Controversies aside, for Counterspace the Serpentine commission is an opportunity to test the relevance of a very local approach to architecture in a distant social context. “I’ve approached it very much with the same ethos as designing something in Joburg – looking out for the inspirations in the fabric of the city and the lives of people in it,” Vally says. “Like previous projects, the methodology for the pavilion is shaped through the lens of a fundamental interest in territory, identity, belonging and trying to understand architecture beyond that which is built.”

Counterspace’s pavilion design speculates about what architecture can say about physical, social and economic mobility. Instead of a single structure, the pavilion will be made up of a collection of architectural fragments that will begin their lives in other parts of London and will relocate to the pavilion lawns at Kensington Gardens over the course of the summer. The pavilion will effectively be scattered across various places, each hosting parts of the Serpentine Galleries’ summer programme. After each satellite event, the architectural elements installed at that site will be incorporated into the main pavilion. These elements will reflect the visual character of the urban forms in each area, so that what is brought together in the final composite pavilion will be a blend of styles, shapes and materials. 

The politics of space

For Vally this mixing of styles affirms the diversity of London, which has not exactly been a priority for previous Serpentine Pavilions. Located close to Kensington Palace – home to the royal family – and to London’s most expensive residential street, Kensington Palace Gardens, past pavilions have stood alongside some of the most ostentatious real estate in the world and have not been found wanting.

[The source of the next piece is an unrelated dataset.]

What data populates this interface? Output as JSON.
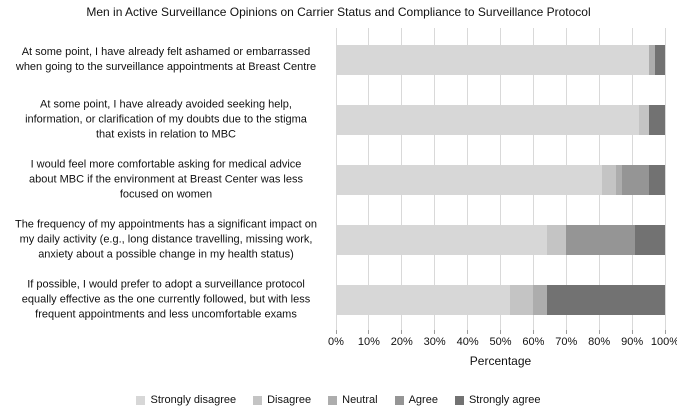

A different approach is possible, though, says Vally: “Architecture is complicit in separating, othering, excluding – but it can also be a force for the opposite.”  

The dispersed locations and forms that will be so integral to Counterspace’s design are “drawn from places of gathering specific to migrant and peripheral communities across London”, Vally says. As a famously cosmopolitan city, London’s population is substantially made up of people who come from somewhere else. Many of them have settled in London and many are trying to. Only some will succeed. If you are an immigrant, space is never neutral. The places that are seen as “yours” are where you live and operate itinerantly and precariously, and where your functional exclusion from privileged culture-consuming circles – like the Serpentine Galleries’ regular audience – is passed off as natural. This is why Vally’s intended scattering and converging of the pavilion is more than an aesthetic gimmick – it’s a loaded experiment in spatial politics.

That Vally’s approach is groundbreaking is not lost on her hosts. According to Serpentine Galleries director Hans-Ulrich Obrist, this commission represents an important occasion for the institution to connect with communities across London. “The idea of working with different communities is very important for us and Counterspace’s proposal does this in a remarkable way; we were totally convinced by the social dimension of their practice,” Obrist says. 

As a rejoinder to Mies van der Rohe’s adage “less is more”, the architect Robert Venturi once quipped, “less is a bore”. Venturi believed that the clutter and complexity of human beings should be celebrated in design rather than minimised or erased – that architecture is all about its social dimensions. Vally shares his sensibility: “Architecture that moves me most is architecture that makes an offering about the human condition and about people – that facilitates and has something to say about our relationships to each other, and our relationships to territory and place.”